Fine-Tune Large MoE LLMs

View as Markdown

Introduction

Mixture-of-Experts (MoE) architectures have become the dominant design for frontier language models, activating only a fraction of their total parameters per token to deliver strong performance at reduced compute cost. This guide walks through fine-tuning four example MoE LLMs with NVIDIA NeMo Automodel.

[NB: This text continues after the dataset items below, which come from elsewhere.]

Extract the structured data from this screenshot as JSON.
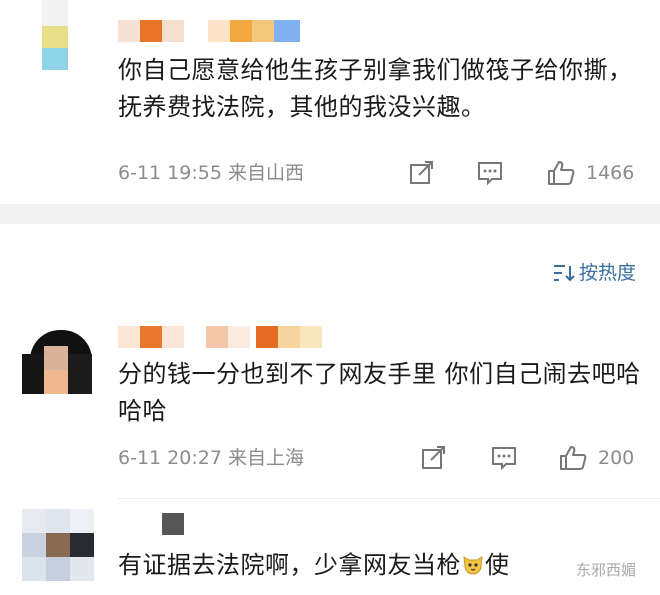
{
  "comments": [
    {
      "text": "你自己愿意给他生孩子别拿我们做筏子给你撕，抚养费找法院，其他的我没兴趣。",
      "time": "6-11 19:55",
      "location": "来自山西",
      "likes": "1466",
      "icons": [
        "share-icon",
        "comment-icon",
        "like-icon"
      ]
    },
    {
      "text": "分的钱一分也到不了网友手里 你们自己闹去吧哈哈哈",
      "time": "6-11 20:27",
      "location": "来自上海",
      "likes": "200",
      "icons": [
        "share-icon",
        "comment-icon",
        "like-icon"
      ]
    },
    {
      "text_before_emoji": "有证据去法院啊，少拿网友当枪",
      "emoji": "cat-face-emoji",
      "text_after_emoji": "使"
    }
  ],
  "sort": {
    "label": "按热度",
    "icon": "sort-icon"
  },
  "watermark": "东邪西媚",
  "colors": {
    "link": "#3a6e9e",
    "meta": "#8c8c8c",
    "divider": "#f2f2f2"
  }
}
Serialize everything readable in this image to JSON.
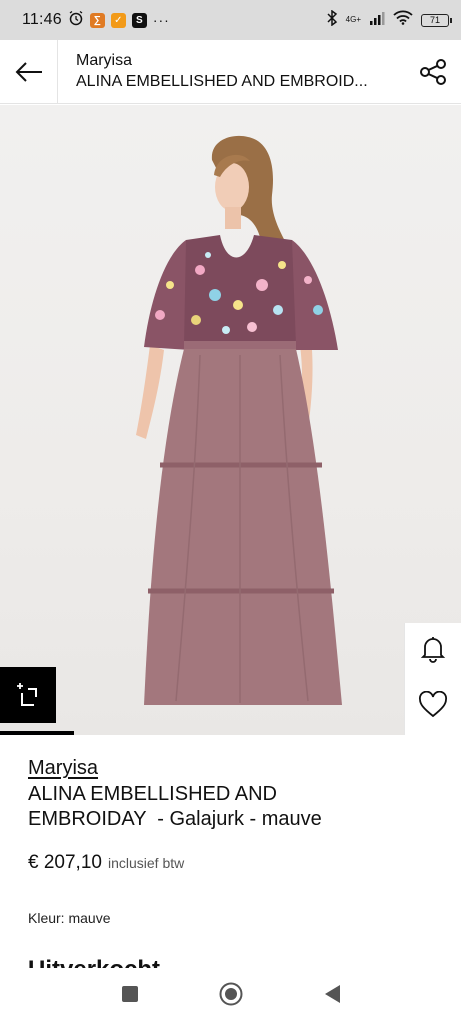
{
  "status_bar": {
    "time": "11:46",
    "network": "4G+",
    "battery": "71",
    "more": "···"
  },
  "header": {
    "brand": "Maryisa",
    "product_title": "ALINA EMBELLISHED AND EMBROID..."
  },
  "product": {
    "brand": "Maryisa",
    "name_line1": "ALINA EMBELLISHED AND",
    "name_line2": "EMBROIDAY  - Galajurk - mauve",
    "price": "€ 207,10",
    "vat_note": "inclusief btw",
    "color_label": "Kleur: mauve",
    "availability": "Uitverkocht"
  },
  "image": {
    "background": "#efedeb",
    "dress_color": "#9e7278",
    "gallery_progress": 0.16
  },
  "colors": {
    "accent": "#000000",
    "statusbar": "#dcdcdc"
  }
}
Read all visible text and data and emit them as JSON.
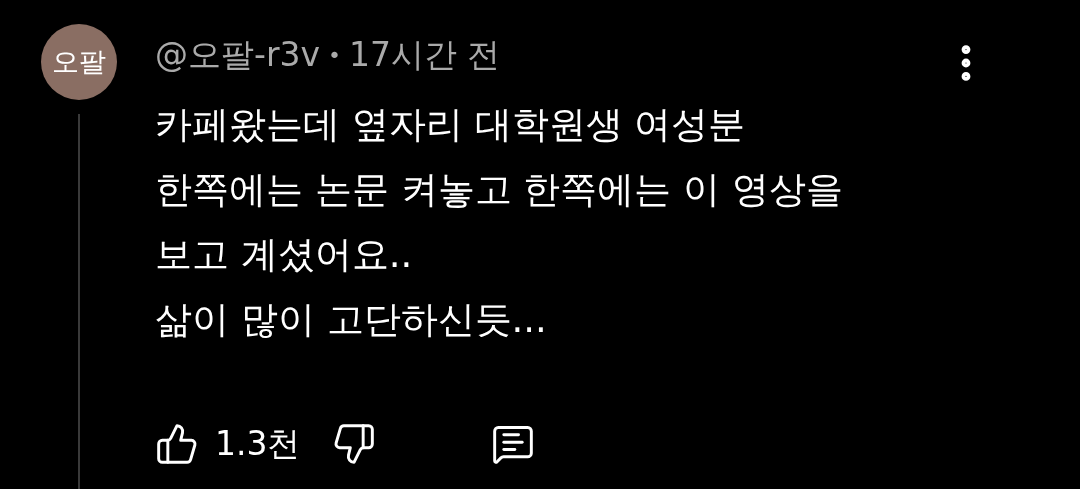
{
  "comment": {
    "avatar_text": "오팔",
    "author": "@오팔-r3v",
    "separator": "•",
    "time": "17시간 전",
    "lines": [
      "카페왔는데 옆자리 대학원생 여성분",
      "한쪽에는 논문 켜놓고 한쪽에는 이 영상을",
      "보고 계셨어요..",
      "삶이 많이 고단하신듯..."
    ],
    "likes": "1.3천"
  }
}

For a full list of supported architectures, see the LLM model coverage page.

ModelHF CheckpointValidated Using
GLM-5zai-org/GLM-5256 H100 GPUs (32 nodes x 8)
MiniMax-M2.5MiniMaxAI/MiniMax-M2.564 H100 GPUs (8 nodes x 8)
Step-3.5 Flashstepfun-ai/Step-3.5-Flash64 H100 GPUs (8 nodes x 8)
DeepSeek-V3.2deepseek-ai/DeepSeek-V3.2256 H100 GPUs (32 nodes x 8)

To set up your environment to run NeMo Automodel, follow the installation guide.

Data

HellaSwag Dataset

All four recipes use the HellaSwag dataset, a commonsense natural language inference benchmark where the model must predict the most plausible continuation of a given scenario.

  • Source: rowan/hellaswag
  • Split: train (used for both training and validation in these recipes)
  • Task: Next-token prediction on commonsense sentence completions

For details on how to swap in your own dataset, see the LLM Dataset Guide and the Dataset Overview.

Recipes

MiniMax-M2.5

examples/llm_finetune/minimax_m2/minimax_m2.5_hellaswag_pp.yaml — validated using 64 H100 GPUs (8 nodes x 8).

Key distributed settings:

1distributed:
2 strategy: fsdp2
3 pp_size: 2
4 ep_size: 32
5 pipeline:
6 pp_schedule: interleaved1f1b
7 layers_per_stage: 2

GLM-5

examples/llm_finetune/glm/glm_5_hellaswag_pp.yaml — validated using 256 H100 GPUs (32 nodes x 8).

Key distributed settings:

1distributed:
2 strategy: fsdp2
3 pp_size: 4
4 ep_size: 64
5 activation_checkpointing: true
6 pipeline:
7 pp_schedule: interleaved1f1b
8 layers_per_stage: 2

Step-3.5 Flash (StepFun)

examples/llm_finetune/stepfun/step_3.5_flash_hellaswag_pp.yaml — validated using 64 H100 GPUs (8 nodes x 8).

Key distributed settings:

1distributed:
2 strategy: fsdp2
3 pp_size: 2
4 ep_size: 32
5 pipeline:
6 pp_schedule: interleaved1f1b
7 layers_per_stage: 2

DeepSeek-V3.2

examples/llm_finetune/deepseek_v32/deepseek_v32_hellaswag_pp.yaml — validated using 256 H100 GPUs (32 nodes x 8).

Key distributed settings:

1distributed:
2 strategy: fsdp2
3 pp_size: 4
4 ep_size: 64
5 activation_checkpointing: true
6 pipeline:
7 pp_schedule: interleaved1f1b
8 layers_per_stage: 2

Launch Training

NeMo Automodel supports several ways to launch training—via the Automodel CLI with Slurm, interactive sessions, torchrun, and more. For full details on all launch options (Slurm batch jobs, multi-node configuration, environment variables, etc.), see the Run on a Cluster guide.

Automodel CLI

$automodel finetune llm -c examples/llm_finetune/glm/glm_5_hellaswag_pp.yaml

Replace the recipe path with the one for your target model.

torchrun

$export TRANSFORMERS_OFFLINE=1
$export HF_HOME=your/path/to/hf_cache
$export HF_DATASETS_OFFLINE=1
$export WANDB_API_KEY=your_wandb_key
$
$torchrun --nproc-per-node=8 \
> --nnodes=8 \
> --rdzv_backend=c10d \
> --rdzv_endpoint=${MASTER_ADDR}:${PORT} \
> nemo_automodel/recipes/llm/benchmark.py \
> -c examples/llm_finetune/glm/glm_5_hellaswag_pp.yaml \
> --model.pretrained_model_name_or_path=/your/local/model_weights

Replace the -c path, --nnodes, and --model.pretrained_model_name_or_path for the model you want to fine-tune.

Before you start:

  • Hugging Face applies rate limits on downloads. We recommend cloning the model repository to your local filesystem beforehand.
  • Ensure your Hugging Face cache (HF_HOME) is configured and that the dataset is already cached locally.
  • To enable Weights & Biases logging, set your WANDB_API_KEY and configure the wandb section in the YAML file.